Avevo avuto la mia diagnosi, e mentirei se dicessi che quei risultati non hanno solleticato il mio ego. Ora non passo certo il mio tempo a definire tutto quello che faccio o a interpretarlo attraverso questa prospettiva, ma riesco quantomeno a comprendere le mie difficoltà, le mie qualità, e me ne servo per progredire nel miglior modo possibile. Qualche mese più tardi completai la terapia con la sensazione di essermi occupato di tutte le mie questioni irrisolte.

Una volta fatto il test decisi di parlarne anche con i miei amici più stretti e la mia famiglia. Avevo paura di ricevere battute sarcastiche—o, nel migliore dei casi, di essere trattato con un senso di pena mista a imbarazzo—ma andò diversamente. In generale però sto sempre attento e non ne parlo spesso.

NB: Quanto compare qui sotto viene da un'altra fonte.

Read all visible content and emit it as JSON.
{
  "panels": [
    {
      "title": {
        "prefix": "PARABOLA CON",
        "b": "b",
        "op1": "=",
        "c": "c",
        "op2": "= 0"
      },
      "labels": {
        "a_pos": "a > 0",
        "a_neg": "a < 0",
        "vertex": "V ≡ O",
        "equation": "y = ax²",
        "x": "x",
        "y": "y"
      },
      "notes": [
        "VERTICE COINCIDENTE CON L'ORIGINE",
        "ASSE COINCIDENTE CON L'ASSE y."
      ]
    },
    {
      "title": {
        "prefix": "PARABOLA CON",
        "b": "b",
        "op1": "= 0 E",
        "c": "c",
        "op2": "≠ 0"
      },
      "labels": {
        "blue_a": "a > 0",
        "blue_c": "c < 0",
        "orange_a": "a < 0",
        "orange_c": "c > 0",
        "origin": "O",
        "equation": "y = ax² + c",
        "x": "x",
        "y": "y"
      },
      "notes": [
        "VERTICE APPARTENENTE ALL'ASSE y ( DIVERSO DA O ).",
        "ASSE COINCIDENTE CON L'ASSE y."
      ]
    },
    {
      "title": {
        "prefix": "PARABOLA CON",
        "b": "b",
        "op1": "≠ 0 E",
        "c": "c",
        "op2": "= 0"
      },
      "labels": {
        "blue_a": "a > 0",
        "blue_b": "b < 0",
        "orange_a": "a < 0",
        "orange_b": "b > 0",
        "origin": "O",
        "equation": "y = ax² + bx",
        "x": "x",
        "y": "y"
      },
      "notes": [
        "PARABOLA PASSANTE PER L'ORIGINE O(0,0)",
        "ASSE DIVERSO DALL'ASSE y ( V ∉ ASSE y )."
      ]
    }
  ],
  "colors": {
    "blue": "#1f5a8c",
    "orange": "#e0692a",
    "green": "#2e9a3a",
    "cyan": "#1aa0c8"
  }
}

Se l'"alto potenziale intellettivo" affascina sempre di più i professionisti della salute, continua anche a essere poco riconosciuto. Molti vanno avanti con la propria vita senza mai saperlo. Alcuni non sperimentano alcuna difficoltà e non sentono il bisogno di consultare uno specialista, mentre altri si emarginano e magari decidono di cercare aiuto. Al di là di una ricerca egocentrica, per queste persone comprendere e accettare la propria particolarità costituisce l'unica via per ritrovare fiducia in sé stessi e negli altri.